Pelagia Babeno, in her testimony, admitted having a conversation with appellant in Wisconsin, but denied her husband was with her. She further testified that she told appellant that her children would not advance any more money unless appellant and she and her husband signed documents guaranteeing the children’s investment, and that appellant told her to do what she could to save foreclosure. Babeno, his wife, and Tillie Babeno, their daughter, testified, in substance, that in their conversations had with appellant in Chicago, in April, 1935, it was agreed between them that Tillie would advance money to save the property from foreclosure, repairs and taxes, and in return for that advancement title to the property would be conveyed to appellant, Tillie Babeno and John Babeno, each one-fourth, and Sylvester and Pelagia Babeno one-fourth, and that the letter to that effect was signed and directed to Scheffier, and that Tillie advanced money which was about $800. However, the moneys advanced by Tillie Babeno, according to receipts in evidence, amounted to $558.22. Though the senior Babenos testified that the receipts would show that *159she had advanced something like $817, receipts for such an amount were not produced.

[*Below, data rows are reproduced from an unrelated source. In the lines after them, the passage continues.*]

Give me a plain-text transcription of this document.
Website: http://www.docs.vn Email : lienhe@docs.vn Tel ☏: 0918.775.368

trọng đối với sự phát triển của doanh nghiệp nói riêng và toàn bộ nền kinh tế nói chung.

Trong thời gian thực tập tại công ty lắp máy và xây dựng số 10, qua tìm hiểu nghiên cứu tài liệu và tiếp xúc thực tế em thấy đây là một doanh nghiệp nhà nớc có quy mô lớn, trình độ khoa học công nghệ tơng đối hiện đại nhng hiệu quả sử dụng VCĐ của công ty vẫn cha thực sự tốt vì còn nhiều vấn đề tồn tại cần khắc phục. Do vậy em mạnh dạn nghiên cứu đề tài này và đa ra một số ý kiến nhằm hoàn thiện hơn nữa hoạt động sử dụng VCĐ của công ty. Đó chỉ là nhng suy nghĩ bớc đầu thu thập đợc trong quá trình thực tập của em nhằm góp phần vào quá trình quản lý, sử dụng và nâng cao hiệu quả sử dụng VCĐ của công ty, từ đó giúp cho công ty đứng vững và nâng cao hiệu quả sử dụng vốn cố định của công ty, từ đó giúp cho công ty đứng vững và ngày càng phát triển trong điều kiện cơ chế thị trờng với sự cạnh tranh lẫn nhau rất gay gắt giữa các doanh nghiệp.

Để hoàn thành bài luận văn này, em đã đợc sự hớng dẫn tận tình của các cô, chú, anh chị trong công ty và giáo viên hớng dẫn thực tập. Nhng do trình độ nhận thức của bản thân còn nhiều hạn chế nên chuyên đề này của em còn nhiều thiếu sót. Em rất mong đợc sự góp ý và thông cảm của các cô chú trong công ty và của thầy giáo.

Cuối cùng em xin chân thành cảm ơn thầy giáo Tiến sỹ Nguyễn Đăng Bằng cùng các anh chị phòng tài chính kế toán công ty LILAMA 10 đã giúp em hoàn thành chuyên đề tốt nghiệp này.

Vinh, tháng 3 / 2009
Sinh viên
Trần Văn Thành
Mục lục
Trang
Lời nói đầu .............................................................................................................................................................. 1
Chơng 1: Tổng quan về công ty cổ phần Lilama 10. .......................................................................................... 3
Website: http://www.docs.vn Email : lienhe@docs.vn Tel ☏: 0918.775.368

Tillie Babeno testified that she told her parents and appellant that she would advance the money on condition that she should get one-fourth of the building until appellant had given her money back. She testified, also, that appellant agreed that he would give her one-fourth until he paid back her money, but she had signed no papers before that. The notary, whose certificate of acknowledgment was on the deed, testified that the deed and letter to Scheffler were executed in the latter’s office, and that all parties acknowledged the deed before him in person. Appellant testified that one Glenn Merrill, a farmer living on a farm near to him in Wisconsin, had loaned him a" pen and ink on two occasions, to sign the documents which were sent by the Babenos. Glenn Merrill testified corroborating this testimony, and produced a bottle of ink which he testified was the same bottle and contained the same ink that he loaned to appellant. The ink and pen appellant used in signing the documents appeared to be different from those used by the Babenos.

The testimony of handwriting experts, and that of a chemist in the employ of the Sanford Ink Company, was taken. These witnesses testified that both signatures of appellant were written in the same general class of ink and in the same class as the ink from the bottle produced by Merrill. The handwriting experts testified that the signatures of the appellant were written in ink and with a pen different from the pen and ink used in the other signatures on the documents.

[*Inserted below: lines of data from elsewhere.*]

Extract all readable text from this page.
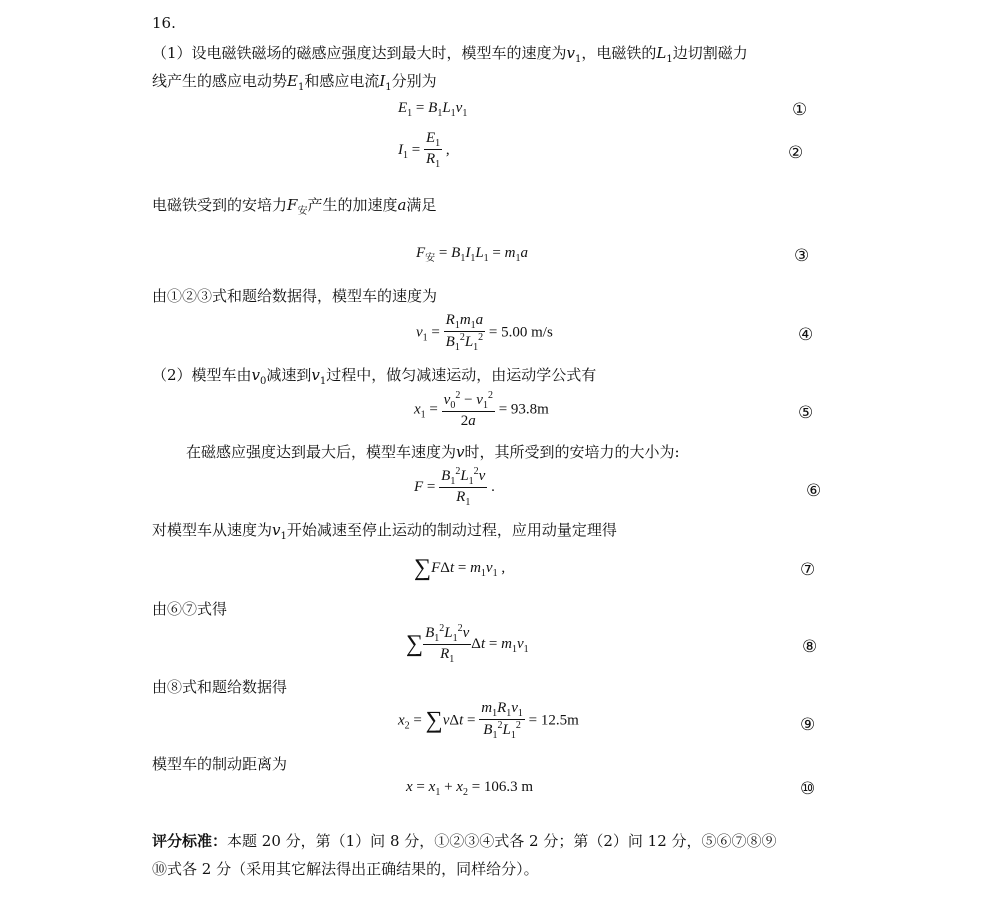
16.
（1）设电磁铁磁场的磁感应强度达到最大时，模型车的速度为$v_1$，电磁铁的$L_1$边切割磁力
线产生的感应电动势$E_1$和感应电流$I_1$分别为
$E_1 = B_1L_1v_1$	①
$I_1 = \frac{E_1}{R_1}$ ,	②
电磁铁受到的安培力$F_安$产生的加速度a满足
$F_安 = B_1I_1L_1 = m_1a$	③
由①②③式和题给数据得，模型车的速度为
$v_1 = \frac{R_1m_1a}{B_1^2L_1^2} = 5.00$ m/s	④
（2）模型车由$v_0$减速到$v_1$过程中，做匀减速运动，由运动学公式有
$x_1 = \frac{v_0^2 - v_1^2}{2a} = 93.8m$	⑤
在磁感应强度达到最大后，模型车速度为v时，其所受到的安培力的大小为:
$F = \frac{B_1^2L_1^2v}{R_1}$ .	⑥
对模型车从速度为$v_1$开始减速至停止运动的制动过程，应用动量定理得
$\sum F\Delta t = m_1v_1$ ,	⑦
由⑥⑦式得
∑ $\frac{B_1^2L_1^2v}{R_1}$ $\Delta t = m_1v_1$	⑧
由⑧式和题给数据得
$x_2 = \sum v\Delta t = \frac{m_1R_1v_1}{B_1^2L_1^2} = 12.5m$	⑨
模型车的制动距离为
$x = x_1 + x_2 = 106.3$ m	⑩
评分标准：本题 20 分，第（1）问 8 分，①②③④式各 2 分；第（2）问 12 分，⑤⑥⑦⑧⑨
⑩式各 2 分（采用其它解法得出正确结果的，同样给分）。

The senior Babenos testified that the signatures to the deed and letter were by appellant, but there is little corroboration of their statements that all were together when signing, as the record shows appellant’s signature was attached at a different place and with different kind of pen and ink.

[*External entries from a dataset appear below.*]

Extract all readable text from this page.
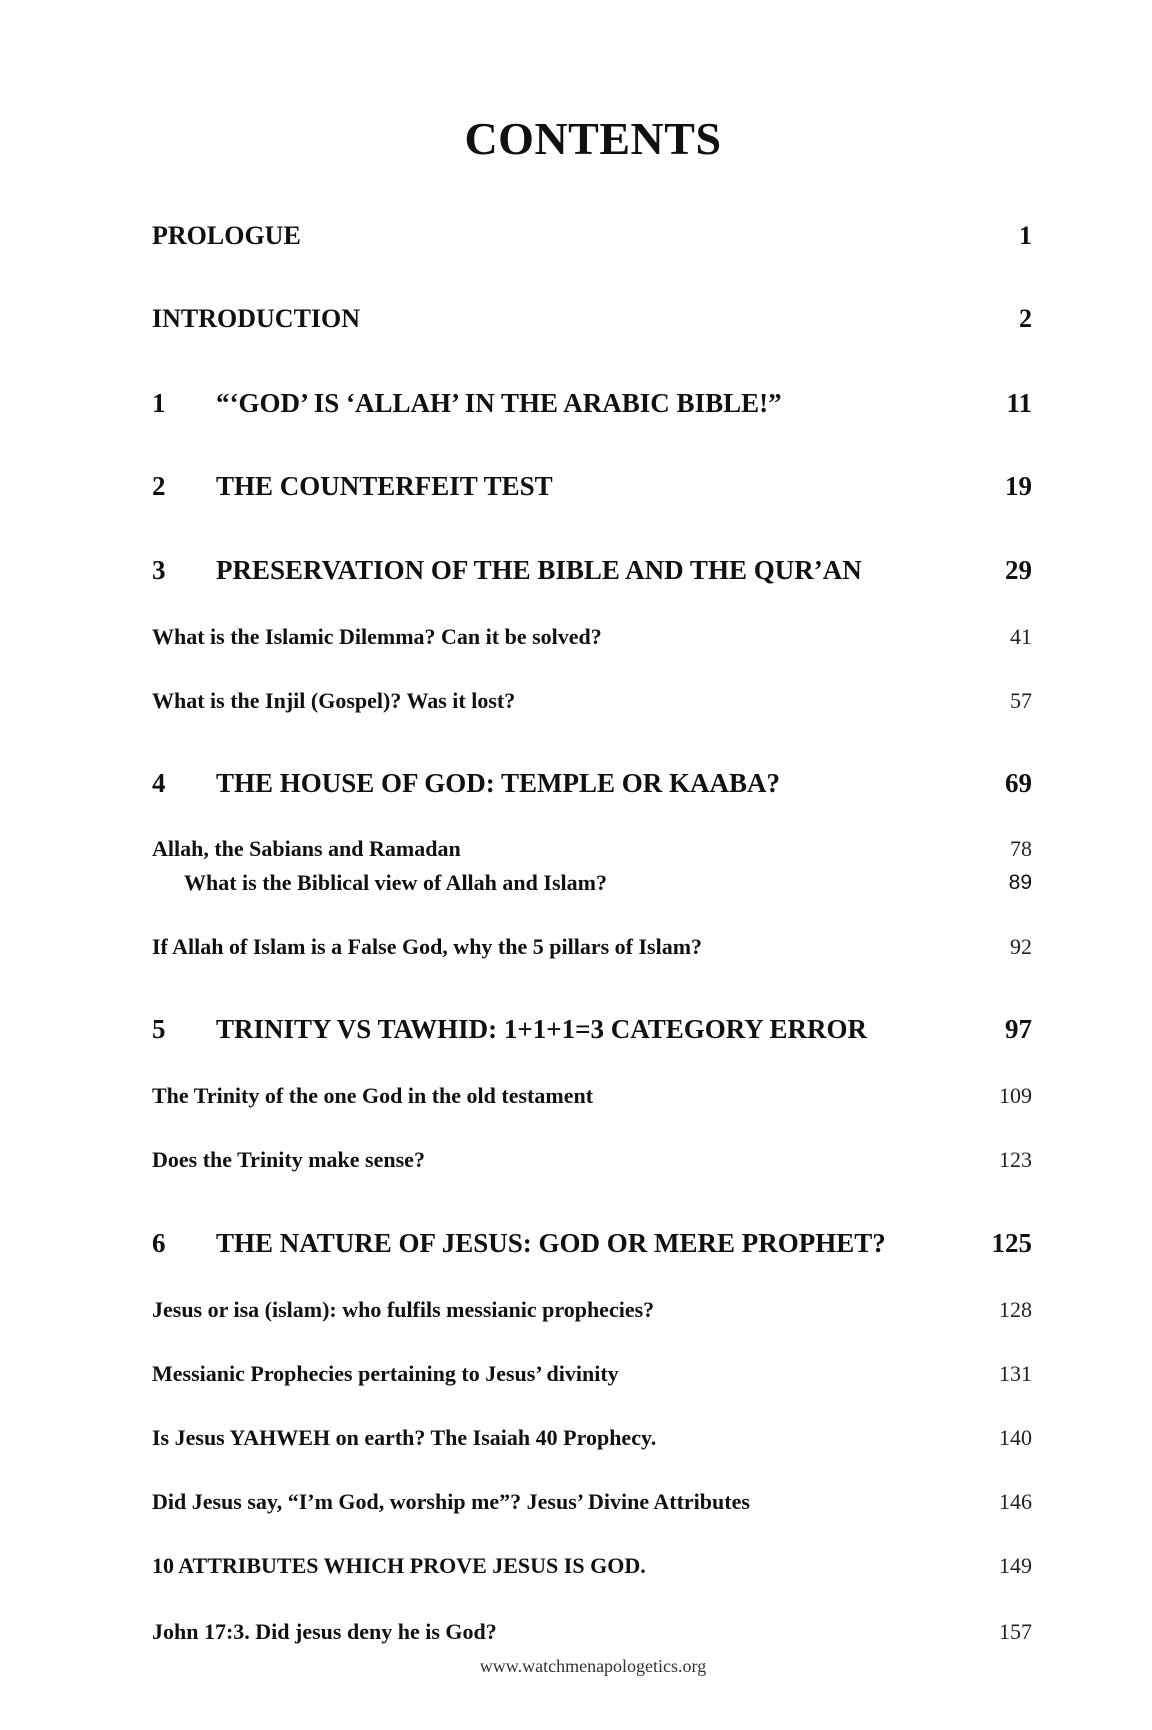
CONTENTS
PROLOGUE	1
INTRODUCTION	2
1 “‘GOD’ IS ‘ALLAH’ IN THE ARABIC BIBLE!”	11
2 THE COUNTERFEIT TEST	19
3 PRESERVATION OF THE BIBLE AND THE QUR’AN	29
What is the Islamic Dilemma? Can it be solved?	41
What is the Injil (Gospel)? Was it lost?	57
4 THE HOUSE OF GOD: TEMPLE OR KAABA?	69
Allah, the Sabians and Ramadan	78
What is the Biblical view of Allah and Islam?	89
If Allah of Islam is a False God, why the 5 pillars of Islam?	92
5 TRINITY VS TAWHID: 1+1+1=3 CATEGORY ERROR	97
The Trinity of the one God in the old testament	109
Does the Trinity make sense?	123
6 THE NATURE OF JESUS: GOD OR MERE PROPHET?	125
Jesus or isa (islam): who fulfils messianic prophecies?	128
Messianic Prophecies pertaining to Jesus’ divinity	131
Is Jesus YAHWEH on earth? The Isaiah 40 Prophecy.	140
Did Jesus say, “I’m God, worship me”? Jesus’ Divine Attributes	146
10 ATTRIBUTES WHICH PROVE JESUS IS GOD.	149
John 17:3. Did jesus deny he is God?	157
www.watchmenapologetics.org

*160Appellant argues, here, that the court erred in admission and rejection of testimony and that the findings are contrary to the weight of the evidence and the law. The only witnesses appearing on the charge of fraud were appellant and the senior Babenos. Counsel for appellant, in order to test the credibility of Pelagia Babeno concerning the circumstances under which the disputed documents were executed, questioned her concerning her signature on the letter of direction to Scheffler. She testified that others wrote out the words “Pelagia Babeno” for her and she wrote it out afterwards. On request of counsel for appellant she endeavored to copy her signature as it appeared on the instrument but, as appellant contends, with no show of similarity. Counsel for appellánt offered the attempted copy of signature in evidence in support of his contention that the Babenos had schemed to defraud- him of a part of his property. Objection to the testimony was sustained on the ground that the witness had admitted the signature on the disputed document as hers, and it is here argued that error was committed in sustaining this objection. The record discloses, however, that appellant did not properly preserve this objection in the record so as to permit him to urge error in the exclusion of evidence, and that contention is, therefore, not before this court on review.

Appellant’s principal contention is that the finding of the master and the chancellor is contrary to the manifest weight of the evidence. Much testimony has been taken in the cause, which reasonable length of this opinion will not permit us to discuss here. The only claimed ground for consideration moving to appellant for increasing the interest of the senior Babenos, in the property, and for deeding a one-fourth interest to Tillie Babeno, is that Tillie Babeno' was to advance money for repairs and improvements on the property. The mortgage was extended and, therefore, no danger existed as to' its foreclosure. It does not appear how it could be said that this justified *161an increase in the interest of the senior Babenos, nor does it show in the evidence that this advancement by Tillie Babeno was for the purpose of taking title to any interest in the property further than as a security for the repayment.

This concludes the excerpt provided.